Sleep returned to him just as unexpectedly as it had been taken from him. As soon as his eyes were closed, the dreams resumed, but his conscious mind, as always, would recall very little of them. All that would remain of those dreams was their single defining characteristic: an overwhelming feeling of wanting to be reunited with the Amulet at any cost.
After ringing the doorbell of what his sources had told him was Larry Bird’s home, Stephen waited patiently. A few seconds’ wait was nothing compared to the nearly unbearable weeks that had passed since the Three-Point Shooting Amulet had been left behind in a higher dimension. Eventually, there was the sound of lumbering footsteps from inside and the door swung open.
“I told you, I’m not buying any of your cooki—oh,” Larry started before he saw that his unexpected visitor wasn’t a Girl Scout. “This is definitely worse than getting shaken down for cookies.”
“Can I come in?” Stephen asked.
Larry sighed, and at that moment, he had never looked older. “I suppose you’d better. If you’re here for the reason I think you are, you probably won’t take ‘no’ for an answer.”
Stephen put on a lopsided smile. “You’re right. I wouldn’t.” Larry walked back into the house and Stephen followed him in, closing the door behind him. They went to the living room, which wasn’t as luxurious as Stephen expected, nor was it distinctive in any way; it looked like it could belong to any suburban home anywhere in the country.
“You want the amulet back,” Larry said, skipping the pleasantries that would be expected in a conversation between two NBA legends.

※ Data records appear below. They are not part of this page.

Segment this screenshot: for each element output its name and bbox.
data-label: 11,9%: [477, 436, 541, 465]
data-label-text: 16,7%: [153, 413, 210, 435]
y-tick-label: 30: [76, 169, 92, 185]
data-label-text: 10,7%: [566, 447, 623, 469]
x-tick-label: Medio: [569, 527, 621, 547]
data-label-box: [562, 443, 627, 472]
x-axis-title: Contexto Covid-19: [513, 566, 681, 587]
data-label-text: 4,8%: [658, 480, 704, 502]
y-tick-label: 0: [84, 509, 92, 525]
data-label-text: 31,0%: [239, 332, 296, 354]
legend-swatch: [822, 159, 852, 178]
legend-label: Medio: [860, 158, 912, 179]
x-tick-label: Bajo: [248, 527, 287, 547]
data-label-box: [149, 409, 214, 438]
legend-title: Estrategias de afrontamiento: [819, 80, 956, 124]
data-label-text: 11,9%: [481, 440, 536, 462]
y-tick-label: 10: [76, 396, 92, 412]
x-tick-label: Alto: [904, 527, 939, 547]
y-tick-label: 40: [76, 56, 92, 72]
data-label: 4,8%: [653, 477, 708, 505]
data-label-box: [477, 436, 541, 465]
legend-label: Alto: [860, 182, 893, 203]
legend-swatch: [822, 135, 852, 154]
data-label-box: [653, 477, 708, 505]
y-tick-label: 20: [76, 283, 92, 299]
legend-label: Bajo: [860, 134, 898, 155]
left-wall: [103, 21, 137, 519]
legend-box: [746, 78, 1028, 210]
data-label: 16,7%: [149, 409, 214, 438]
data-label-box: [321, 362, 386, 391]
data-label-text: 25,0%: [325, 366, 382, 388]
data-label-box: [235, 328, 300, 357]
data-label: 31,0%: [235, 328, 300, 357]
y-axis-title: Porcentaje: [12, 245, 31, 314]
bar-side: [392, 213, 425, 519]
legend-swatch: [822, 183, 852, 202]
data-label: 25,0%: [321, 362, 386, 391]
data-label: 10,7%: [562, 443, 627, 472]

Stephen nodded. “And so do you.”
Larry didn’t seem offended at this accusation, but his eyes didn’t light up at the thought either. “I admit, the thought of possessing the amulet again does intrigue me. Although,” he continued, and, at this point, he did affix the younger man with a stern gaze. “This forbidden desire of mine cannot ever be spoken of to anybody. Your coach thinks that the amulet no longer grips me, since he himself no longer feels any lust after it.”
“I wouldn’t be so sure,” Stephen replied.
“You have to understand, Steph,” Larry went on. “Us old men, we know that, without complete mastery over the amulet, its detrimental physical effects could kill us. Literally kill us.” He sighed again and gazed out the living-room window, as if the Grim Reaper himself was standing out there waiting for him. “But there’s part of me that craves the power and the responsibility of being the bearer of the amulet. To this day, I feel it exerting its force on me, though we both know the amulet lost to the mysteries of the cosmos.”
Stephen waited to see if Larry would offer more information. When Larry seemed content to just sit in his chair with his thoughts, Stephen pressed on. “You were there when the first amulet was forged. Did you…?”
Larry correctly guessed where Stephen was going with this line of questioning, and shook his head. “No. Or, at least, I don’t think so. The ceremony, while vile and arcane, took place wholly in this dimension.”
Stephen stood up. While it was good to know that Larry was an ally, there was no more information that the old man could offer him. With a disappointed, “Thanks, Larry,” he left.